Google has released a blunt assessment of how reliable today’s AI chatbots really are, and the numbers aren’t flattering. Using its newly launched FACTS Benchmark Suite, the company found that even the best AI models struggle to achieve factual accuracy rates above 70%. The leader, Gemini 3 Pro, achieved an overall accuracy of 69%, while other leading systems from OpenAI, Anthropic and xAI achieved even worse results. The snack is simple and inconvenient. These chatbots still give about one in three answers wrong, even when they seem confident.
The benchmark is important because most existing AI tests focus on whether a model can complete a task, rather than whether the information it produces is actually true. For industries like finance, healthcare and legal, this gap can be costly. A fluent response that sounds safe but contains errors can cause real harm, especially if users assume the chatbot knows what it’s talking about.
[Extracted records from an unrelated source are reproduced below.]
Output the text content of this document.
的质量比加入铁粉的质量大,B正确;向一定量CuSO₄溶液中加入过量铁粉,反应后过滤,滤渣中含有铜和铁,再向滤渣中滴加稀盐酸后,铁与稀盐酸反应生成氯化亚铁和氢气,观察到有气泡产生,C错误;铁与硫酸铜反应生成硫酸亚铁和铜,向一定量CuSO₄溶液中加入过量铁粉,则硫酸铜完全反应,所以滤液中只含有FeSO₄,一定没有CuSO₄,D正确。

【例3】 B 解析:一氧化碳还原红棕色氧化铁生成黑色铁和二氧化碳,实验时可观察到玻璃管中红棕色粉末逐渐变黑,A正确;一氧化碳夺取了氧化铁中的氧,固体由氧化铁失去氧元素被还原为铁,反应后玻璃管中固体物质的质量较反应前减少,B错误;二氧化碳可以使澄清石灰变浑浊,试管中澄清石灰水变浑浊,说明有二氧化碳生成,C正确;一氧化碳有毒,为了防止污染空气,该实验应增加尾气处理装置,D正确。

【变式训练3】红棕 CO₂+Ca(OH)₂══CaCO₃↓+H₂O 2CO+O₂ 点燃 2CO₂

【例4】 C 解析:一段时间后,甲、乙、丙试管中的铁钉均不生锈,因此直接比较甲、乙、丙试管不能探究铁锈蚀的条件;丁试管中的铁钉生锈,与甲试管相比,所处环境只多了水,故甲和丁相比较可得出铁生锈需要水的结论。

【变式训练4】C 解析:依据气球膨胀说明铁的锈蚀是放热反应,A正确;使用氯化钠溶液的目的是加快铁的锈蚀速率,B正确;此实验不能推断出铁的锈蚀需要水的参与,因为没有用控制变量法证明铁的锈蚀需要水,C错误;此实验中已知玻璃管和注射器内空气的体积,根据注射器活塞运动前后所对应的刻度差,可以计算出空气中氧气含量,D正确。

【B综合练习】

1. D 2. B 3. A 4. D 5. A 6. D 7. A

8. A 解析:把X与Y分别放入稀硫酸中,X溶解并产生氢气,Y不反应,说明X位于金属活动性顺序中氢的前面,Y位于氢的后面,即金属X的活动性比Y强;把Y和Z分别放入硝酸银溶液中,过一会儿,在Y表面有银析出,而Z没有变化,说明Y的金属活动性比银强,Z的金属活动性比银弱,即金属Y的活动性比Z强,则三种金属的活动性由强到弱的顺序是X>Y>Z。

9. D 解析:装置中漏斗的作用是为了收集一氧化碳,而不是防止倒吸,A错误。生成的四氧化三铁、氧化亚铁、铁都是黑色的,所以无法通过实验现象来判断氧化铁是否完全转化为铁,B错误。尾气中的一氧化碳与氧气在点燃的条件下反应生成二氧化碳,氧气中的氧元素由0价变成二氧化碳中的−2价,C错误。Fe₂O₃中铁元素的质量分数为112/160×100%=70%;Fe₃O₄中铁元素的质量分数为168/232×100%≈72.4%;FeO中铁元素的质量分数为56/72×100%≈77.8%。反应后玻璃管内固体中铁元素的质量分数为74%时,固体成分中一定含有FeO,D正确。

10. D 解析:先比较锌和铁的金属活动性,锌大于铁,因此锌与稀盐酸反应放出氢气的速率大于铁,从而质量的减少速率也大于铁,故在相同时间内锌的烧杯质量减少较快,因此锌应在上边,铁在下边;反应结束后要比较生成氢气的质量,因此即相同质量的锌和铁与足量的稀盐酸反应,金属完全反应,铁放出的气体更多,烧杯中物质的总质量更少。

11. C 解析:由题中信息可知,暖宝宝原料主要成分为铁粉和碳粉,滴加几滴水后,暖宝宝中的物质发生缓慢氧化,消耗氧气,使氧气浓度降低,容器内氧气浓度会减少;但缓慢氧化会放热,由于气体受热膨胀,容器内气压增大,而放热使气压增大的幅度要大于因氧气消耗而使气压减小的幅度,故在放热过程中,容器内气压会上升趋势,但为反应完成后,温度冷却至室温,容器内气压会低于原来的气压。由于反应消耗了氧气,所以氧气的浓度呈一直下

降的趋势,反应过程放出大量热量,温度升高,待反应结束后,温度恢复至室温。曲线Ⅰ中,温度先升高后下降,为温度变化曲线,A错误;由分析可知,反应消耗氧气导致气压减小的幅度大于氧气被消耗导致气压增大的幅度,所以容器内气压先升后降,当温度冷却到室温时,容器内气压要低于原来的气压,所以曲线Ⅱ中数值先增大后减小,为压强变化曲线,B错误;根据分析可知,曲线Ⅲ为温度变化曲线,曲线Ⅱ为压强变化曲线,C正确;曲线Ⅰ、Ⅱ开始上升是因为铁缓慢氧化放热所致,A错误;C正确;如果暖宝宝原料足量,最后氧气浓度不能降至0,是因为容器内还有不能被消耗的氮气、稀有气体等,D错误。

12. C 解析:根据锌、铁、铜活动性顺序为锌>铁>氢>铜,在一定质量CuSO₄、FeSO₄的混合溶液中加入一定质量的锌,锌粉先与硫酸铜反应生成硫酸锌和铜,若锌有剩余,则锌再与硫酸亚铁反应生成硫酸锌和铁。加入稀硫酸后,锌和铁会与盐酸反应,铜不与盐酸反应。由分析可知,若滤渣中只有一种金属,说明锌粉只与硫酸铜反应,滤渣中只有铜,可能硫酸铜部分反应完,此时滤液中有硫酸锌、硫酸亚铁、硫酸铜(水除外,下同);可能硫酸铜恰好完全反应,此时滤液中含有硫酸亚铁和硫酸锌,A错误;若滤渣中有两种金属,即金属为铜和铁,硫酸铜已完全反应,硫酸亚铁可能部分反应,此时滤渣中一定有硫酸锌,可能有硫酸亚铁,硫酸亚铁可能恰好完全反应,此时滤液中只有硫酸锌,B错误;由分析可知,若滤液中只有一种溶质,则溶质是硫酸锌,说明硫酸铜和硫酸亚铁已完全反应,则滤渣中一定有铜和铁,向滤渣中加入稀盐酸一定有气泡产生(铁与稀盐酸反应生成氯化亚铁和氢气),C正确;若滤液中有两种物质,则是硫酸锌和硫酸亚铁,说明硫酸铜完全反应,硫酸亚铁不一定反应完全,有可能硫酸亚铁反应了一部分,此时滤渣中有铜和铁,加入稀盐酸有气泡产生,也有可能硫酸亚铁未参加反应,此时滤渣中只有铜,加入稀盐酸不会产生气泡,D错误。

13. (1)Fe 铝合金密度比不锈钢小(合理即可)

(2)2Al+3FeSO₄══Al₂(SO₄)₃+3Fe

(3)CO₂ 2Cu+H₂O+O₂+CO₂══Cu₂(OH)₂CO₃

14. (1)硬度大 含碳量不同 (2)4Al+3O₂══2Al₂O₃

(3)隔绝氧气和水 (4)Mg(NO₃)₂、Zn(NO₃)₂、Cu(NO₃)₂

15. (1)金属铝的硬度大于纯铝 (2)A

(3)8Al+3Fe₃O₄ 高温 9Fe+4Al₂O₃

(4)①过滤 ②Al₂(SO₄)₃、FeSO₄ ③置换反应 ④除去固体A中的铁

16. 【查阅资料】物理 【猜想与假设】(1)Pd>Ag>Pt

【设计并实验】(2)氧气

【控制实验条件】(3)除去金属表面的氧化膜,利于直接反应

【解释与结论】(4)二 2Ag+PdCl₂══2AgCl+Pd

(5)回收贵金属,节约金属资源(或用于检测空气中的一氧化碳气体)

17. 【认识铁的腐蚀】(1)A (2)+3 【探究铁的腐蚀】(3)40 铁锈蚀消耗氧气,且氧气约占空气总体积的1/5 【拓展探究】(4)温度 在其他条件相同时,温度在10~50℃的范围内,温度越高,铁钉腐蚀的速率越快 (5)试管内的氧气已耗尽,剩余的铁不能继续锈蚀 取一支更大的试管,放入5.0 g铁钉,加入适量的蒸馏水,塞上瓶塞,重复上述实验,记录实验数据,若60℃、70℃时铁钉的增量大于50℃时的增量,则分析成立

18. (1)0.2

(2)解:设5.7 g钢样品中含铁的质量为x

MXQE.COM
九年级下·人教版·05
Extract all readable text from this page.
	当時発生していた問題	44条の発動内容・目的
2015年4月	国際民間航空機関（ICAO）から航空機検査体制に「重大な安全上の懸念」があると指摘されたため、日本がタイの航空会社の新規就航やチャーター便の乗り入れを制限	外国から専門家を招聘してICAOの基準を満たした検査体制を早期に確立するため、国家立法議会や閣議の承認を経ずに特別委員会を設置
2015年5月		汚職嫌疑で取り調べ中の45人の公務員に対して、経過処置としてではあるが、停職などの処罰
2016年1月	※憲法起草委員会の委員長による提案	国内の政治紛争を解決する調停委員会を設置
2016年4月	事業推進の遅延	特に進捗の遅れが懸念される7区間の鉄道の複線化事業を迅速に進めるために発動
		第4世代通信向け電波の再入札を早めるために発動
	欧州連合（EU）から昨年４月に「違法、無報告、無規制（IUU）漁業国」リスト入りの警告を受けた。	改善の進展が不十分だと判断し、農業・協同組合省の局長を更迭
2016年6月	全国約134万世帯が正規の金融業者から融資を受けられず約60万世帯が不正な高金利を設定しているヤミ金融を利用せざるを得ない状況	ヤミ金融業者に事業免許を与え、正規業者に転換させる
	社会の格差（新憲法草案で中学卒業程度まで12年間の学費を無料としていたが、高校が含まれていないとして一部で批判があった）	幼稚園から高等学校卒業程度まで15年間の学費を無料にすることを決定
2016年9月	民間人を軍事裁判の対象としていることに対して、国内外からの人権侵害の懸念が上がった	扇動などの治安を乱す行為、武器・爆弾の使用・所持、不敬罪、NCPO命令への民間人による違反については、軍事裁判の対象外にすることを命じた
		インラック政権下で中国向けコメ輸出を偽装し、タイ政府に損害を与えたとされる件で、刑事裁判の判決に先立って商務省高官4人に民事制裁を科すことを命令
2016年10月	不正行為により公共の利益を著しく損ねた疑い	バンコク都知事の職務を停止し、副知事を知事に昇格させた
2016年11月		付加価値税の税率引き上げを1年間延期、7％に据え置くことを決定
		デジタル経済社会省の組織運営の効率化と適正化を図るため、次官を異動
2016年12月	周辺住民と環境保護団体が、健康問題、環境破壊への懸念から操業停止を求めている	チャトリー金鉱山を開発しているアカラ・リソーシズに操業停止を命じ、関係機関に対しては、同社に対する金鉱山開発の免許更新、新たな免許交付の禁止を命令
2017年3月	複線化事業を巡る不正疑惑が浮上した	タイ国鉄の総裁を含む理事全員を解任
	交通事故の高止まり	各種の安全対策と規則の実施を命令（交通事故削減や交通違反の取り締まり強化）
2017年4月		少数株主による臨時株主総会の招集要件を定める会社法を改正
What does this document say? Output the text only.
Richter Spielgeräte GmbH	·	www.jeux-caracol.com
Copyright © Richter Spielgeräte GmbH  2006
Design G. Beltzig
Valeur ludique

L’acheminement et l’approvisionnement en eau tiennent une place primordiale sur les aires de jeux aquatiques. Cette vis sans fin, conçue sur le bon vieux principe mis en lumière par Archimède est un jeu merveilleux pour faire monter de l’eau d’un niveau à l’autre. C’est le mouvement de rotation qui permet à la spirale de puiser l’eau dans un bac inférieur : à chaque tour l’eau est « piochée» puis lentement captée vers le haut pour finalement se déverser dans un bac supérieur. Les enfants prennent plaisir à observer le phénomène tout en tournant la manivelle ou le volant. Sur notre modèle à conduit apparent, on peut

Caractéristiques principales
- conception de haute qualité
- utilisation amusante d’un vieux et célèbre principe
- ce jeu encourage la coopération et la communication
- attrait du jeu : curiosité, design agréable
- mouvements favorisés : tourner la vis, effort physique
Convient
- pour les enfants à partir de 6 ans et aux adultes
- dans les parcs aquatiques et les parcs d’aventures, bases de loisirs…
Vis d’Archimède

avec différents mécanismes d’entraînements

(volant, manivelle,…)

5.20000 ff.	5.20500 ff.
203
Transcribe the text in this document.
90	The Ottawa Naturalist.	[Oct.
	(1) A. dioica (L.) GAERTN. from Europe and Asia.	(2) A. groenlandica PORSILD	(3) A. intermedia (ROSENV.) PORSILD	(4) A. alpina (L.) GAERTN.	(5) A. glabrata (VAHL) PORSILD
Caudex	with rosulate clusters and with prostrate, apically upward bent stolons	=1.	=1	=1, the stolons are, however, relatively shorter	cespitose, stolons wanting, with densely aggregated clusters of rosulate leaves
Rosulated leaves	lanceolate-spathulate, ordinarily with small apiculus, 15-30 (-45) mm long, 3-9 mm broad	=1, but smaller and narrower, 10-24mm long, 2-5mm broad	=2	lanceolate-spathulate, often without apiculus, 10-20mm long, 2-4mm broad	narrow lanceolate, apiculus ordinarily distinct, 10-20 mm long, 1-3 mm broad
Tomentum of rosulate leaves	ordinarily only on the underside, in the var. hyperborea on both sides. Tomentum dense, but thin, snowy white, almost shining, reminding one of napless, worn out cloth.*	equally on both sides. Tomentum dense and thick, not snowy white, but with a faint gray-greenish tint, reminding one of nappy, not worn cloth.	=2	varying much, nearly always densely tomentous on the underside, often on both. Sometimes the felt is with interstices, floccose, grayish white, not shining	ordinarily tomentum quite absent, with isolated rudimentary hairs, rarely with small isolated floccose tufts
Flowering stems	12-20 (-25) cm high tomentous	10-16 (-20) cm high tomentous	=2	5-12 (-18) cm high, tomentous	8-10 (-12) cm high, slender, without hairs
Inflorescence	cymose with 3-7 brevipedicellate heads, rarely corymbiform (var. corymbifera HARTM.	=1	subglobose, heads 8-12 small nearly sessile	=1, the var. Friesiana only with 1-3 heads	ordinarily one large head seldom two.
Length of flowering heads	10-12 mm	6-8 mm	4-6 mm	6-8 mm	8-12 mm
What Google’s accuracy test reveals
The FACTS Benchmark Suite was developed by Google’s FACTS team together with Kaggle to directly test factual accuracy on four real-world applications. A test measures parametric knowledge, which tests whether a model can answer fact-based questions using only what it has learned during training. Another evaluates search performance and tests how well models use web tools to retrieve accurate information. A third focus is on justification, i.e. whether the model adheres to a provided document without adding false details. The fourth part is about multimodal understanding, such as correctly reading tables, diagrams and images.
The results show clear differences between the models. Gemini 3 Pro topped the rankings with a FACTS score of 69%, followed by Gemini 2.5 Pro and OpenAI’s ChatGPT-5 with almost 62%. Claude 4.5 Opus landed at ~51%, while Grok 4 reached ~54%. Multimodal tasks were consistently the weakest area, with accuracy often below 50%. This is important because these tasks involve reading charts, graphs, or images where a chatbot could easily misinterpret a sales chart or pull the wrong number from a document, resulting in errors that are easy to miss but difficult to undo.
The bottom line is not that chatbots are useless, but blind trust is risky. Google’s own data suggests that AI is improving, but it still needs verification, guardrails and human oversight before it can be treated as a reliable source of truth.